Lesson 4: Even-Odd Properties and Cofunction Identities
Estimated time: 25-30 minutes
Learning Objectives
By the end of this lesson, you will be able to:
- Identify which trig functions are even and which are odd
- Apply even-odd properties to simplify expressions involving negative angles
- State and use cofunction identities for all six functions
- Combine identities to simplify complex expressions
Even and Odd Functions Review
Even function: f(−x) = f(x). Symmetric about the y-axis.

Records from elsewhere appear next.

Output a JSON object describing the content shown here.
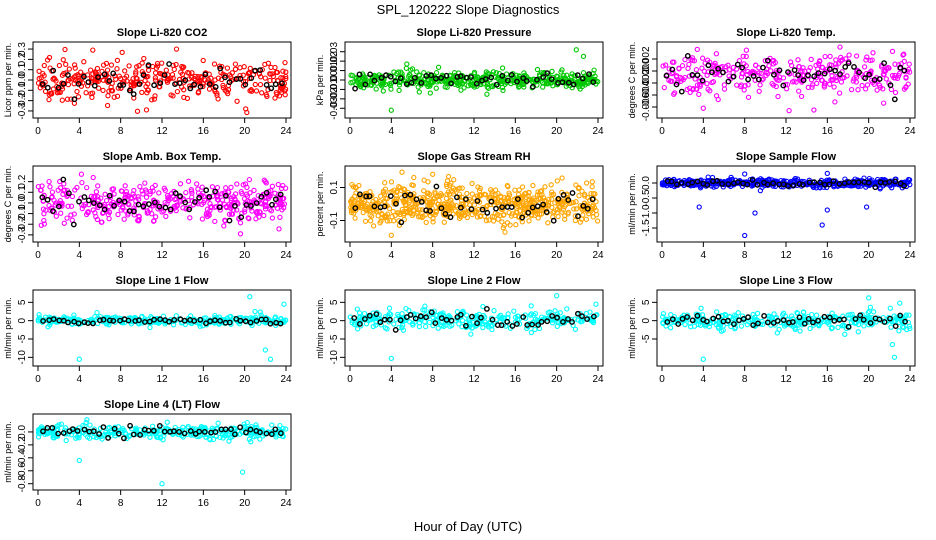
{
  "figure": {
    "title": "SPL_120222  Slope Diagnostics",
    "xlabel": "Hour of Day (UTC)"
  },
  "chart_data": [
    {
      "type": "scatter",
      "title": "Slope Li-820 CO2",
      "ylabel": "Licor ppm per min.",
      "xlim": [
        0,
        24
      ],
      "ylim": [
        -0.32,
        0.32
      ],
      "xticks": [
        0,
        4,
        8,
        12,
        16,
        20,
        24
      ],
      "yticks": [
        -0.3,
        -0.2,
        -0.1,
        0.0,
        0.1,
        0.2,
        0.3
      ],
      "ytick_labels": [
        "-0.3",
        "-0.2",
        "-0.1",
        "0.0",
        "0.1",
        "0.2",
        "0.3"
      ],
      "color": "#ff0000",
      "n_points": 360,
      "spread": 0.09,
      "center": 0.0,
      "outliers": [
        {
          "x": 5.3,
          "y": 0.29
        },
        {
          "x": 13.4,
          "y": 0.3
        },
        {
          "x": 10.5,
          "y": -0.29
        },
        {
          "x": 20.1,
          "y": -0.28
        }
      ]
    },
    {
      "type": "scatter",
      "title": "Slope Li-820 Pressure",
      "ylabel": "kPa per min.",
      "xlim": [
        0,
        24
      ],
      "ylim": [
        -0.035,
        0.035
      ],
      "xticks": [
        0,
        4,
        8,
        12,
        16,
        20,
        24
      ],
      "yticks": [
        -0.03,
        -0.02,
        -0.01,
        0.0,
        0.01,
        0.02,
        0.03
      ],
      "ytick_labels": [
        "-0.03",
        "-0.02",
        "-0.01",
        "0.00",
        "0.01",
        "0.02",
        "0.03"
      ],
      "color": "#00c800",
      "n_points": 420,
      "spread": 0.005,
      "center": 0.0,
      "outliers": [
        {
          "x": 4.0,
          "y": -0.032
        },
        {
          "x": 21.9,
          "y": 0.032
        },
        {
          "x": 22.6,
          "y": 0.025
        },
        {
          "x": 5.5,
          "y": 0.017
        }
      ]
    },
    {
      "type": "scatter",
      "title": "Slope Li-820 Temp.",
      "ylabel": "degrees C per min.",
      "xlim": [
        0,
        24
      ],
      "ylim": [
        -0.007,
        0.004
      ],
      "xticks": [
        0,
        4,
        8,
        12,
        16,
        20,
        24
      ],
      "yticks": [
        -0.006,
        -0.004,
        -0.002,
        0.0,
        0.002
      ],
      "ytick_labels": [
        "-0.006",
        "-0.004",
        "-0.002",
        "0.000",
        "0.002"
      ],
      "color": "#ff00ff",
      "n_points": 330,
      "spread": 0.0017,
      "center": -0.0005,
      "outliers": [
        {
          "x": 4.0,
          "y": -0.0062
        },
        {
          "x": 12.3,
          "y": -0.0066
        },
        {
          "x": 14.7,
          "y": -0.0065
        },
        {
          "x": 23.4,
          "y": 0.0028
        }
      ]
    },
    {
      "type": "scatter",
      "title": "Slope Amb. Box Temp.",
      "ylabel": "degrees C per min.",
      "xlim": [
        0,
        24
      ],
      "ylim": [
        -0.32,
        0.3
      ],
      "xticks": [
        0,
        4,
        8,
        12,
        16,
        20,
        24
      ],
      "yticks": [
        -0.3,
        -0.2,
        -0.1,
        0.0,
        0.1,
        0.2
      ],
      "ytick_labels": [
        "-0.3",
        "-0.2",
        "-0.1",
        "0.0",
        "0.1",
        "0.2"
      ],
      "color": "#ff00ff",
      "n_points": 420,
      "spread": 0.09,
      "center": 0.0,
      "outliers": [
        {
          "x": 4.2,
          "y": 0.27
        },
        {
          "x": 19.6,
          "y": -0.29
        },
        {
          "x": 22.0,
          "y": 0.2
        }
      ]
    },
    {
      "type": "scatter",
      "title": "Slope Gas Stream RH",
      "ylabel": "percent per min.",
      "xlim": [
        0,
        24
      ],
      "ylim": [
        -0.2,
        0.2
      ],
      "xticks": [
        0,
        4,
        8,
        12,
        16,
        20,
        24
      ],
      "yticks": [
        -0.1,
        0.1
      ],
      "ytick_labels": [
        "-0.1",
        "0.1"
      ],
      "color": "#ffa500",
      "n_points": 620,
      "spread": 0.06,
      "center": 0.0,
      "outliers": [
        {
          "x": 4.0,
          "y": -0.19
        },
        {
          "x": 8.0,
          "y": 0.18
        },
        {
          "x": 15.0,
          "y": -0.17
        }
      ]
    },
    {
      "type": "scatter",
      "title": "Slope Sample Flow",
      "ylabel": "ml/min per min.",
      "xlim": [
        0,
        24
      ],
      "ylim": [
        -1.8,
        0.4
      ],
      "xticks": [
        0,
        4,
        8,
        12,
        16,
        20,
        24
      ],
      "yticks": [
        -1.5,
        -1.0,
        -0.5,
        0.0
      ],
      "ytick_labels": [
        "-1.5",
        "-1.0",
        "-0.5",
        "0.0"
      ],
      "color": "#0000ff",
      "n_points": 420,
      "spread": 0.07,
      "center": 0.0,
      "outliers": [
        {
          "x": 8.0,
          "y": -1.75
        },
        {
          "x": 8.0,
          "y": 0.3
        },
        {
          "x": 15.5,
          "y": -1.4
        },
        {
          "x": 16.0,
          "y": -0.9
        },
        {
          "x": 3.6,
          "y": -0.8
        },
        {
          "x": 19.8,
          "y": -0.8
        },
        {
          "x": 16.0,
          "y": 0.32
        },
        {
          "x": 9.0,
          "y": -1.0
        }
      ]
    },
    {
      "type": "scatter",
      "title": "Slope Line 1 Flow",
      "ylabel": "ml/min per min.",
      "xlim": [
        0,
        24
      ],
      "ylim": [
        -11,
        7
      ],
      "xticks": [
        0,
        4,
        8,
        12,
        16,
        20,
        24
      ],
      "yticks": [
        -10,
        -5,
        0,
        5
      ],
      "ytick_labels": [
        "-10",
        "-5",
        "0",
        "5"
      ],
      "color": "#00ffff",
      "n_points": 300,
      "spread": 0.6,
      "center": 0.0,
      "outliers": [
        {
          "x": 4.0,
          "y": -10.5
        },
        {
          "x": 22.5,
          "y": -10.5
        },
        {
          "x": 22.0,
          "y": -8.0
        },
        {
          "x": 20.5,
          "y": 6.5
        },
        {
          "x": 23.8,
          "y": 4.5
        },
        {
          "x": 21.0,
          "y": 2.5
        }
      ]
    },
    {
      "type": "scatter",
      "title": "Slope Line 2 Flow",
      "ylabel": "ml/min per min.",
      "xlim": [
        0,
        24
      ],
      "ylim": [
        -11,
        7
      ],
      "xticks": [
        0,
        4,
        8,
        12,
        16,
        20,
        24
      ],
      "yticks": [
        -10,
        -5,
        0,
        5
      ],
      "ytick_labels": [
        "-10",
        "-5",
        "0",
        "5"
      ],
      "color": "#00ffff",
      "n_points": 300,
      "spread": 1.3,
      "center": 0.3,
      "outliers": [
        {
          "x": 4.0,
          "y": -10.3
        },
        {
          "x": 20.0,
          "y": 6.8
        },
        {
          "x": 23.8,
          "y": 4.5
        }
      ]
    },
    {
      "type": "scatter",
      "title": "Slope Line 3 Flow",
      "ylabel": "ml/min per min.",
      "xlim": [
        0,
        24
      ],
      "ylim": [
        -11,
        7
      ],
      "xticks": [
        0,
        4,
        8,
        12,
        16,
        20,
        24
      ],
      "yticks": [
        -5,
        0,
        5
      ],
      "ytick_labels": [
        "-5",
        "0",
        "5"
      ],
      "color": "#00ffff",
      "n_points": 300,
      "spread": 1.2,
      "center": 0.0,
      "outliers": [
        {
          "x": 4.0,
          "y": -10.5
        },
        {
          "x": 22.5,
          "y": -10.0
        },
        {
          "x": 22.3,
          "y": -6.5
        },
        {
          "x": 20.0,
          "y": 6.2
        },
        {
          "x": 23.0,
          "y": 4.8
        }
      ]
    },
    {
      "type": "scatter",
      "title": "Slope Line 4 (LT) Flow",
      "ylabel": "ml/min per min.",
      "xlim": [
        0,
        24
      ],
      "ylim": [
        -0.82,
        0.2
      ],
      "xticks": [
        0,
        4,
        8,
        12,
        16,
        20,
        24
      ],
      "yticks": [
        -0.8,
        -0.6,
        -0.4,
        -0.2,
        0.0
      ],
      "ytick_labels": [
        "-0.8",
        "-0.6",
        "-0.4",
        "-0.2",
        "0.0"
      ],
      "color": "#00ffff",
      "n_points": 320,
      "spread": 0.055,
      "center": 0.0,
      "outliers": [
        {
          "x": 4.0,
          "y": -0.44
        },
        {
          "x": 12.0,
          "y": -0.8
        },
        {
          "x": 19.8,
          "y": -0.62
        },
        {
          "x": 12.5,
          "y": 0.15
        }
      ]
    }
  ]
}
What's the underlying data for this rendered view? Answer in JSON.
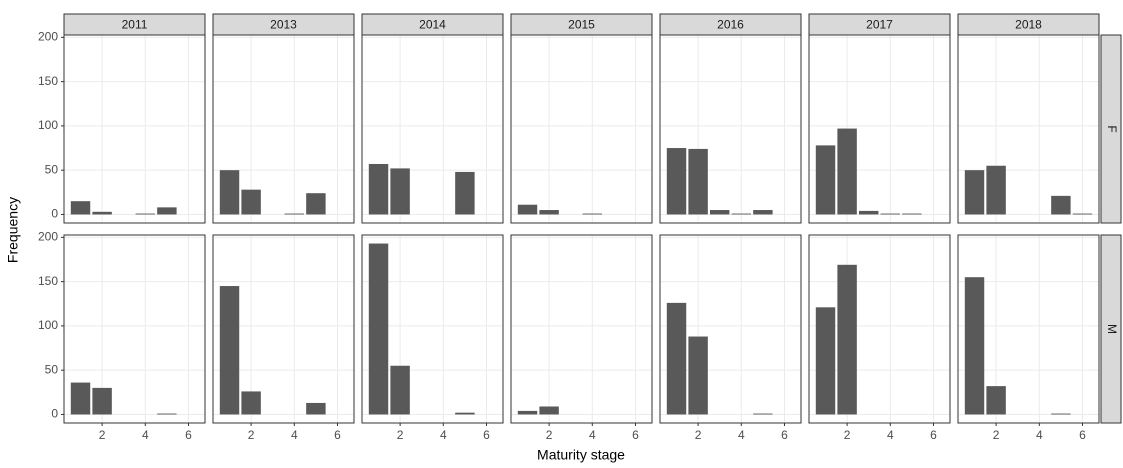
{
  "chart_data": {
    "type": "bar",
    "x_label": "Maturity stage",
    "y_label": "Frequency",
    "columns": [
      "2011",
      "2013",
      "2014",
      "2015",
      "2016",
      "2017",
      "2018"
    ],
    "x": [
      1,
      2,
      3,
      4,
      5,
      6
    ],
    "rows": [
      {
        "name": "F",
        "values": [
          [
            15,
            3,
            0,
            1,
            8,
            0
          ],
          [
            50,
            28,
            0,
            1,
            24,
            0
          ],
          [
            57,
            52,
            0,
            0,
            48,
            0
          ],
          [
            11,
            5,
            0,
            1,
            0,
            0
          ],
          [
            75,
            74,
            5,
            1,
            5,
            0
          ],
          [
            78,
            97,
            4,
            1,
            1,
            0
          ],
          [
            50,
            55,
            0,
            0,
            21,
            1
          ]
        ]
      },
      {
        "name": "M",
        "values": [
          [
            36,
            30,
            0,
            0,
            1,
            0
          ],
          [
            145,
            26,
            0,
            0,
            13,
            0
          ],
          [
            193,
            55,
            0,
            0,
            2,
            0
          ],
          [
            4,
            9,
            0,
            0,
            0,
            0
          ],
          [
            126,
            88,
            0,
            0,
            1,
            0
          ],
          [
            121,
            169,
            0,
            0,
            0,
            0
          ],
          [
            155,
            32,
            0,
            0,
            1,
            0
          ]
        ]
      }
    ],
    "color": "#595959",
    "xlim": [
      0.235,
      6.765
    ],
    "xticks": [
      2,
      4,
      6
    ],
    "ylim": [
      -9.65,
      202.65
    ],
    "yticks": [
      0,
      50,
      100,
      150,
      200
    ],
    "grid": true
  }
}
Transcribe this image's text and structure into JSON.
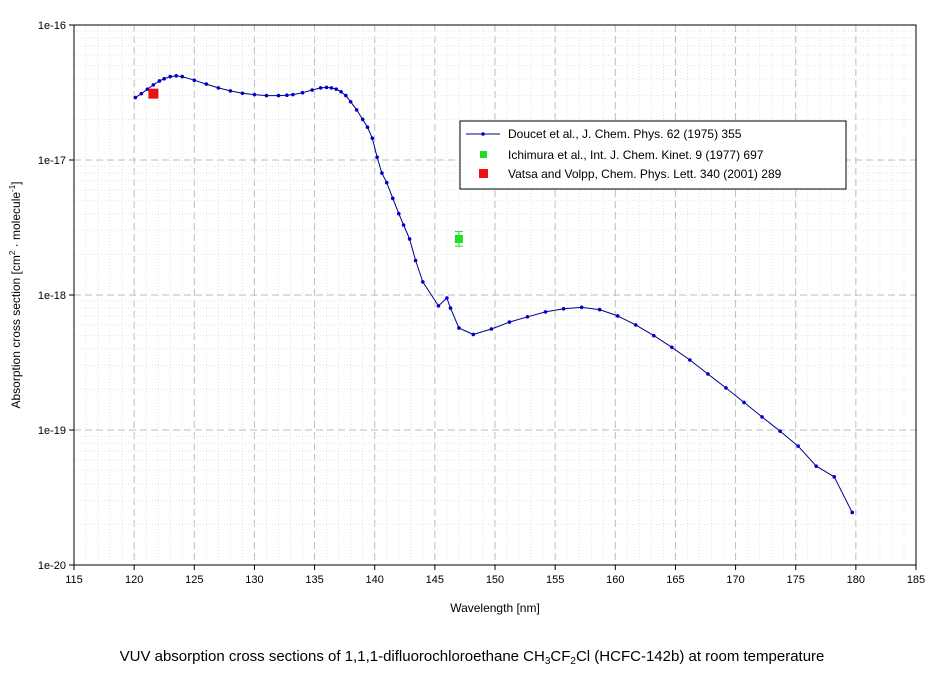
{
  "chart_data": {
    "type": "scatter",
    "xlabel": "Wavelength [nm]",
    "ylabel_parts": {
      "prefix": "Absorption cross section [cm",
      "sup1": "2",
      "middle": " · molecule",
      "sup2": "-1",
      "suffix": "]"
    },
    "xlim": [
      115,
      185
    ],
    "ylim": [
      1e-20,
      1e-16
    ],
    "yscale": "log",
    "x_ticks": [
      115,
      120,
      125,
      130,
      135,
      140,
      145,
      150,
      155,
      160,
      165,
      170,
      175,
      180,
      185
    ],
    "y_ticks": [
      "1e-20",
      "1e-19",
      "1e-18",
      "1e-17",
      "1e-16"
    ],
    "grid": true,
    "legend_position": "right, upper-middle",
    "series": [
      {
        "name": "Doucet et al., J. Chem. Phys. 62 (1975) 355",
        "color": "#00008b",
        "marker": "dot",
        "line": true,
        "x": [
          120.1,
          120.6,
          121.1,
          121.6,
          122.1,
          122.5,
          123.0,
          123.5,
          124.0,
          125.0,
          126.0,
          127.0,
          128.0,
          129.0,
          130.0,
          131.0,
          132.0,
          132.7,
          133.2,
          134.0,
          134.8,
          135.5,
          136.0,
          136.4,
          136.8,
          137.2,
          137.6,
          138.0,
          138.5,
          139.0,
          139.4,
          139.8,
          140.2,
          140.6,
          141.0,
          141.5,
          142.0,
          142.4,
          142.9,
          143.4,
          144.0,
          145.3,
          146.0,
          146.3,
          147.0,
          148.2,
          149.7,
          151.2,
          152.7,
          154.2,
          155.7,
          157.2,
          158.7,
          160.2,
          161.7,
          163.2,
          164.7,
          166.2,
          167.7,
          169.2,
          170.7,
          172.2,
          173.7,
          175.2,
          176.7,
          178.2,
          179.7
        ],
        "y": [
          2.9e-17,
          3.1e-17,
          3.35e-17,
          3.6e-17,
          3.85e-17,
          4e-17,
          4.15e-17,
          4.2e-17,
          4.15e-17,
          3.9e-17,
          3.65e-17,
          3.42e-17,
          3.25e-17,
          3.12e-17,
          3.05e-17,
          3e-17,
          3e-17,
          3.02e-17,
          3.05e-17,
          3.15e-17,
          3.3e-17,
          3.42e-17,
          3.45e-17,
          3.42e-17,
          3.35e-17,
          3.2e-17,
          3e-17,
          2.7e-17,
          2.35e-17,
          2e-17,
          1.75e-17,
          1.45e-17,
          1.05e-17,
          8e-18,
          6.8e-18,
          5.2e-18,
          4e-18,
          3.3e-18,
          2.6e-18,
          1.8e-18,
          1.25e-18,
          8.3e-19,
          9.5e-19,
          8e-19,
          5.7e-19,
          5.1e-19,
          5.6e-19,
          6.3e-19,
          6.9e-19,
          7.5e-19,
          7.9e-19,
          8.1e-19,
          7.8e-19,
          7e-19,
          6e-19,
          5e-19,
          4.1e-19,
          3.3e-19,
          2.6e-19,
          2.05e-19,
          1.6e-19,
          1.25e-19,
          9.8e-20,
          7.6e-20,
          5.4e-20,
          4.5e-20,
          2.45e-20
        ]
      },
      {
        "name": "Ichimura et al., Int. J. Chem. Kinet. 9 (1977) 697",
        "color": "#22dd22",
        "marker": "square",
        "line": false,
        "x": [
          147.0
        ],
        "y": [
          2.6e-18
        ],
        "yerr_low": [
          2.3e-18
        ],
        "yerr_high": [
          2.95e-18
        ]
      },
      {
        "name": "Vatsa and Volpp, Chem. Phys. Lett. 340 (2001) 289",
        "color": "#ee1111",
        "marker": "square",
        "line": false,
        "x": [
          121.6
        ],
        "y": [
          3.1e-17
        ]
      }
    ]
  },
  "caption": {
    "t1": "VUV absorption cross sections of 1,1,1-difluorochloroethane CH",
    "s1": "3",
    "t2": "CF",
    "s2": "2",
    "t3": "Cl (HCFC-142b) at room temperature"
  }
}
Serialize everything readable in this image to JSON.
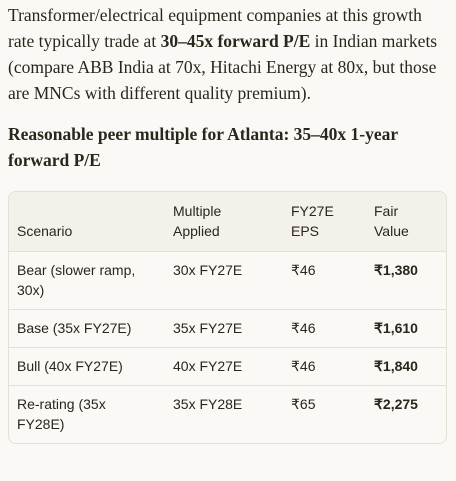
{
  "paragraph": {
    "segments": [
      "Transformer/electrical equipment companies at this growth rate typically trade at ",
      "30–45x forward P/E",
      " in Indian markets (compare ABB India at 70x, Hitachi Energy at 80x, but those are MNCs with different quality premium)."
    ]
  },
  "heading": "Reasonable peer multiple for Atlanta: 35–40x 1-year forward P/E",
  "table": {
    "header": [
      "Scenario",
      "Multiple Applied",
      "FY27E EPS",
      "Fair Value"
    ],
    "rows": [
      [
        "Bear (slower ramp, 30x)",
        "30x FY27E",
        "₹46",
        "₹1,380"
      ],
      [
        "Base (35x FY27E)",
        "35x FY27E",
        "₹46",
        "₹1,610"
      ],
      [
        "Bull (40x FY27E)",
        "40x FY27E",
        "₹46",
        "₹1,840"
      ],
      [
        "Re-rating (35x FY28E)",
        "35x FY28E",
        "₹65",
        "₹2,275"
      ]
    ]
  }
}
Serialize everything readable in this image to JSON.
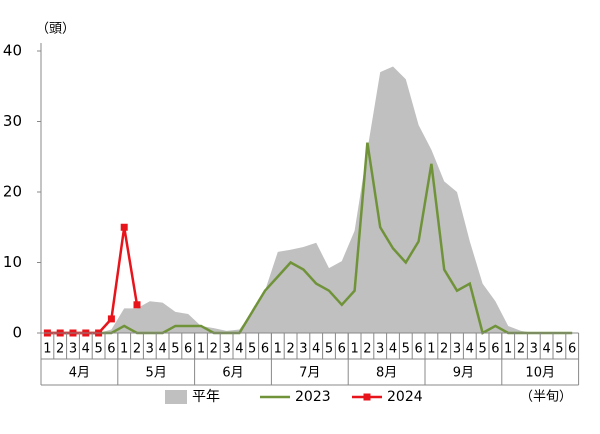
{
  "chart_data": {
    "type": "line",
    "y_label": "（頭）",
    "x_label": "（半旬）",
    "categories": [
      "1",
      "2",
      "3",
      "4",
      "5",
      "6",
      "1",
      "2",
      "3",
      "4",
      "5",
      "6",
      "1",
      "2",
      "3",
      "4",
      "5",
      "6",
      "1",
      "2",
      "3",
      "4",
      "5",
      "6",
      "1",
      "2",
      "3",
      "4",
      "5",
      "6",
      "1",
      "2",
      "3",
      "4",
      "5",
      "6",
      "1",
      "2",
      "3",
      "4",
      "5",
      "6"
    ],
    "months": [
      "4月",
      "5月",
      "6月",
      "7月",
      "8月",
      "9月",
      "10月"
    ],
    "series": [
      {
        "name": "平年",
        "kind": "area",
        "color": "#c0c0c0",
        "values": [
          0,
          0,
          0,
          0,
          0,
          0.5,
          3.5,
          3.5,
          4.5,
          4.3,
          3,
          2.7,
          1,
          0.7,
          0.3,
          0.5,
          3,
          6,
          11.5,
          11.8,
          12.2,
          12.8,
          9.2,
          10.2,
          14.5,
          26,
          37,
          37.8,
          36,
          29.5,
          26,
          21.5,
          20,
          13,
          7,
          4.5,
          1,
          0.3,
          0,
          0,
          0,
          0
        ]
      },
      {
        "name": "2023",
        "kind": "line",
        "color": "#70933a",
        "values": [
          0,
          0,
          0,
          0,
          0,
          0,
          1,
          0,
          0,
          0,
          1,
          1,
          1,
          0,
          0,
          0,
          3,
          6,
          8,
          10,
          9,
          7,
          6,
          4,
          6,
          27,
          15,
          12,
          10,
          13,
          24,
          9,
          6,
          7,
          0,
          1,
          0,
          0,
          0,
          0,
          0,
          0
        ]
      },
      {
        "name": "2024",
        "kind": "marker-line",
        "color": "#e8141b",
        "values": [
          0,
          0,
          0,
          0,
          0,
          2,
          15,
          4,
          null,
          null,
          null,
          null,
          null,
          null,
          null,
          null,
          null,
          null,
          null,
          null,
          null,
          null,
          null,
          null,
          null,
          null,
          null,
          null,
          null,
          null,
          null,
          null,
          null,
          null,
          null,
          null,
          null,
          null,
          null,
          null,
          null,
          null
        ]
      }
    ],
    "ylim": [
      0,
      40
    ],
    "yticks": [
      0,
      10,
      20,
      30,
      40
    ]
  }
}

Odd function: f(−x) = −f(x). Symmetric about the origin.
Even-Odd Properties of Trig Functions
Even functions: cos(−θ) = cos θ and sec(−θ) = sec θ
Odd functions: sin(−θ) = −sin θ, tan(−θ) = −tan θ, csc(−θ) = −csc θ, cot(−θ) = −cot θ
Why? On the unit circle, replacing θ with −θ reflects the point across the x-axis: (x, y) becomes (x, −y). So x (= cos) stays the same, but y (= sin) changes sign.
Example 1: Applying Even-Odd Properties
Simplify: sin(−60°)
Solution: sin(−60°) = −sin 60° = −√3/2
Example 2: Cosine is Even
Simplify: cos(−π/4)
Solution: cos(−π/4) = cos(π/4) = √2/2 (cosine is even, so the negative sign drops)
Example 3: Simplifying an Expression
Simplify: sin(−θ) + cos(−θ)
Solution: −sin θ + cos θ = cos θ − sin θ
Cofunction Identities
Cofunctions relate trig functions of complementary angles (θ and π/2 − θ):
sin θ = cos(π/2 − θ) cos θ = sin(π/2 − θ)
tan θ = cot(π/2 − θ) cot θ = tan(π/2 − θ)
sec θ = csc(π/2 − θ) csc θ = sec(π/2 − θ)
Example 4: Using Cofunctions
Write cos 35° as a function of a complementary angle.
Solution: cos 35° = sin 55° (since 35 + 55 = 90).
Example 5: Finding an Angle
If sin θ = cos 2θ, find θ (0 < θ < 90°).
Solution: sin θ = cos(90° − θ). So cos(90° − θ) = cos 2θ. Therefore 90° − θ = 2θ, giving 3θ = 90°, θ = 30°.
Combining Properties
Example 6: Multiple Identities
Simplify: sin(−θ) · csc θ + cos(−θ) · sec θ
Solution:
= (−sin θ)(1/sin θ) + (cos θ)(1/cos θ) = −1 + 1 = 0
Check Your Understanding
1. Simplify: tan(−π/3)
2. Express cot 40° as a trig function of a complementary angle.
3. Simplify: cos(−θ) · tan(−θ)
Key Takeaways
- Cosine and secant are even: f(−θ) = f(θ).
- Sine, tangent, cosecant, cotangent are odd: f(−θ) = −f(θ).
- Cofunctions of complementary angles are equal: sin θ = cos(90° − θ), etc.
- These properties are essential for simplifying expressions and verifying identities.